Saturday, April 21, 2012

Hot with a Chance of Sexy: Simon Cowell

Err'body knows how much I love my dream baby daddy, Colin Farrell, or El Farrell as I have christened him on the fake birth certificate I had made up although I don't have kids.  If I ever have the opportunity to meet him, I'm sure the sounds of his security team screaming, "Ma'am put your clothes back on and step away from Mr. Farrell!" will be forever seared in my brain. Sigh.

What not many people know is that even though I have so much mad love in my heart for El Farrell, I still have room to love another.  And I do- but since I know how divisive he is and how strong people's opinions are about him- I haven't told many people.  Today, since we're all friends here, I will proudly tell y'all his name:  Simon Cowell.  That's right, bitches. Former American Idol judge, X Factor dude, one night stand robbery victim, he of the bizarre Shower Head looking hairstyle, short ass Simon Phillip Cowell makes this hooka feel like a grown woman in my Black Iris area every time I see him.

And it's not because he's a bazillionaire as I'm sure some of the more cynical among you have assumed- at least not in the way you have assumed.  I love that he has had his financial ups and downs and yet he never quit- what can I say?  I find tenacity sexy.  I also love that though he might be brutal in his opinions about people and their talent- or lack thereof- he has managed to remain friends with many of his exes, he definitely has a sense of humor about himself (voice on The Simpson & Family Guy episodes- as well as other comedic turns & self mockery), and he likes kids and puppies (giving to children's charities and a video for PETA), and I'll bet he's nice to waiters.

Simon was born on October 7, 1959 in Lambeth, London & raised in Elstree, Hertfordshire and given he's  a Libra Pig it's no surprise he likes things in excess.  His father was a real estate developer and his mother is a former ballet dancer and socialite.  His father actually helped him get him a job in the mail room at EMI Music Publishing, and helped him get re-hired later as the assistant to an A & R man.  After working his way up, Simon was eventually promoted into music publishing.
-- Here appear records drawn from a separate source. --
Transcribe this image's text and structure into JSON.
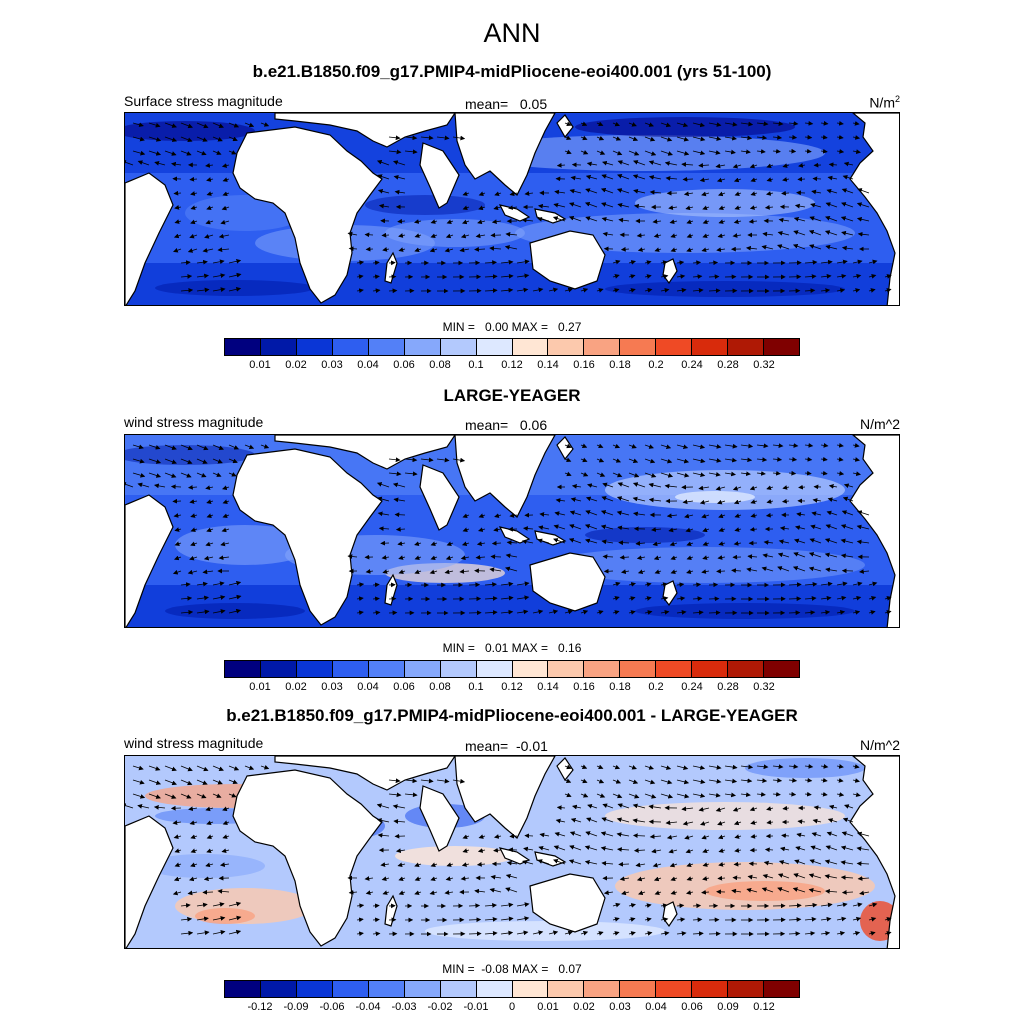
{
  "figure": {
    "title": "ANN"
  },
  "panels": [
    {
      "title": "b.e21.B1850.f09_g17.PMIP4-midPliocene-eoi400.001 (yrs 51-100)",
      "left_label": "Surface stress magnitude",
      "mean_label": "mean=",
      "mean_value": "0.05",
      "units": "N/m",
      "units_sup": "2",
      "min_label": "MIN =",
      "min_value": "0.00",
      "max_label": "MAX =",
      "max_value": "0.27",
      "colorbar_labels": [
        "0.01",
        "0.02",
        "0.03",
        "0.04",
        "0.06",
        "0.08",
        "0.1",
        "0.12",
        "0.14",
        "0.16",
        "0.18",
        "0.2",
        "0.24",
        "0.28",
        "0.32"
      ]
    },
    {
      "title": "LARGE-YEAGER",
      "left_label": "wind stress magnitude",
      "mean_label": "mean=",
      "mean_value": "0.06",
      "units": "N/m^2",
      "min_label": "MIN =",
      "min_value": "0.01",
      "max_label": "MAX =",
      "max_value": "0.16",
      "colorbar_labels": [
        "0.01",
        "0.02",
        "0.03",
        "0.04",
        "0.06",
        "0.08",
        "0.1",
        "0.12",
        "0.14",
        "0.16",
        "0.18",
        "0.2",
        "0.24",
        "0.28",
        "0.32"
      ]
    },
    {
      "title": "b.e21.B1850.f09_g17.PMIP4-midPliocene-eoi400.001 - LARGE-YEAGER",
      "left_label": "wind stress magnitude",
      "mean_label": "mean=",
      "mean_value": "-0.01",
      "units": "N/m^2",
      "min_label": "MIN =",
      "min_value": "-0.08",
      "max_label": "MAX =",
      "max_value": "0.07",
      "colorbar_labels": [
        "-0.12",
        "-0.09",
        "-0.06",
        "-0.04",
        "-0.03",
        "-0.02",
        "-0.01",
        "0",
        "0.01",
        "0.02",
        "0.03",
        "0.04",
        "0.06",
        "0.09",
        "0.12"
      ]
    }
  ],
  "colorbar_colors": [
    "#00007f",
    "#0019a8",
    "#0a36d6",
    "#2e5ef0",
    "#5380f7",
    "#86a8fb",
    "#b3c9fd",
    "#dde8ff",
    "#ffe6d4",
    "#fcc9ad",
    "#f9a382",
    "#f67a52",
    "#ef4a25",
    "#d82b0c",
    "#af1905",
    "#7f0000"
  ],
  "colors": {
    "land": "#ffffff",
    "coast": "#000000",
    "arrow": "#000000"
  }
}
He left and went to work with Iain Burton at indie label Fanfare Records.  He worked with Burton for 8 years, becoming a partner and building Fanfare into a successful pop label with lots of different artists including Sinitta.  They did well for a while, but by 1989, the label fell into the hands of BMG and a seriously in-debt Simon was forced to move back into his parents' house.  And now look at his ass 23 years later worth about $320 million dollars (according to biographer Tom Bower and the Sunday Times Rich List).  It must've taken an almost possessed drive to come up with his money making ideas and actually bring them to fruition- which makes for a great businessman, but a lousy boyfriend (which he concedes).

Speaking of Tom Bower, he just released his Cowell biography called, "Sweet Revenge:  The Intimate Life of Simon Cowell" in which he says that Simon had, "...20 years- more than 20 years- of humiliation."  I would like to amend that to 20 years and 1 night, because Bower reveals in the book that Simon had a one night stand with some hooka he met at Drai's in Hollywood (mistake #1), took her home (mistake #2), and she stole his wallet and his laptop, which had X Factor secrets on it.  He got the computer back, but (shockingly) all the money was gone from his wallet.  Oh, Simon.

In the book Bower also says that Simon had an affair with Kylie Minogue's sister Danii while she was a judge on the X Factor.  Yawn.  More interesting to me is that Sharon Osbourne is squawking that he cheated with multiple chicks while he was engaged to Mezhgan Hussainy. Hold on!  An incredibly wealthy man who is constantly surrounded by beautiful women actually cheated with one or more?  Wow!  The next thing you know the sun will rise in the east.  First of all, Sharon Osbourne needs to shut the fuck up considering she is married to a man who was in a little rock band called Black Sabbath.  Now, I am not a betting woman, but I am pretty sure five will get me ten if I say he was dirty dickin' around on her quite a bit back in the day.  She knows what wealthy, famous men are like & even more, she knows what women can be like around those said men. If Simon did cheat, which he probably did, he ain't exactly planting a flag in newly chartered territory.

And I have to say that although I am sad that the groovy kind of love we all look for didn't last for Simon and Mezhgan, I didn't want him him to marry her.  Not cos I thought he should come for me- I am not that delusional (besides, what would Colin say?)- but because I want a big personalitied, I-will- take- off- my- earring- and- fight- you kinda broad for Simon.  She's gotta be beautiful, graceful, and well mannered of course (remember his mama was a ballerina and a socialite)- but she's gotta be able to say "Not me & not today" with just her eyes to him. Like ghetto fab smizing.  And I'm sure Mezhgan's broken heart is slightly less cracked as she contemplates life and love in the $8 million dollar mansion he tossed her the keys and title to as she watched his $400,000 Rolls Royce get smaller when he drove off and left her in Iquityabitchville.